BATON ROUGE, La. -- The ACLU of Louisiana and other local groups filed a lawsuit against the Baton Rouge Police Department and other local law enforcement agencies Wednesday, CBS affiliate WAFB reported.
The lawsuit claims that police violated the First Amendment rights of the demonstrators who were peacefully protesting. Several protests were held across Baton Rouge following the death of 37-year-old Alton Sterling.
The police have come under fire for tactics they used on protesters over the weekend. Over a three-day period, police arrested about 200 people.
The suit alleges that officers used excessive force, wrongful arrests, and both physical and verbal abuse to break up the protests.
The groups have reportedly collected eyewitness accounts that describe the actions of police in full riot gear with assault rifles. The reports claim that the police lunged and grabbed at protesters, throwing them down to the ground.
"[The police response] made me afraid to protest. Seeing the way the police were manhandling folks caused me to hide, scream out of fear, and finally flee for my safety. I had to run. A peaceful demonstration should never be like that," expressed Crystal Williams, local resident and organizer with North Baton Rouge Matters. "I feel like speech is my most powerful tool to ensure my community and my family are safe. But now I feel totally silenced."
The governor has defended the police, calling their response "moderate."

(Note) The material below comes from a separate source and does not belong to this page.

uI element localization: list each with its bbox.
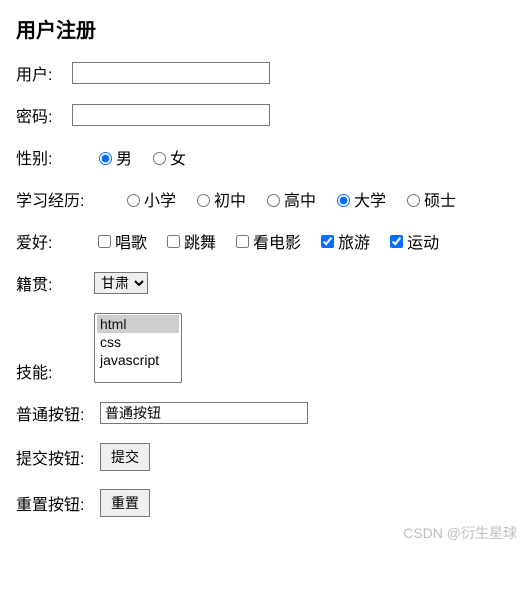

Alison Renee McCrary, the president of the Louisiana Chapter of the National Lawyers Guild, stated in a news release that she witnessed the demonstrators being attacked and arrested firsthand. She said that she saw "assault weapons pointed at [the protestors] with fingers on the triggers, some dragged across the cement, their clothes ripped off of them."
"What I saw happening was an immediate threat to life," McCrary said in the release. "My and other demonstrators' speech was chilled because of this event."
The lawyers for the plaintiffs in the suit filed for a temporary restraining order against the defendants, which includes the city of Baton Rouge, BRPD, Louisiana State Police, the East Baton Rouge Sheriff's Office, and several law enforcement officials.
The temporary restraining order would prevent those parties from interfering with demonstrators' constitutionally protected right to peacefully protest in the future.
"The police didn't do their job in Baton Rouge, again. They are bound to protect us from harm, to keep us safe, to do everything possible before throwing someone to the ground or pulling the trigger. Yet Alton Sterling is on the long list of Black people killed needlessly by our nation's police, and protests in his honor have turned into circuses of violence where the First Amendment is tossed aside," said ACLU of Louisiana Executive Director Marjorie Esman. "We can't bring Alton Sterling back but at minimum, the police can stop blocking our right to protest in his name."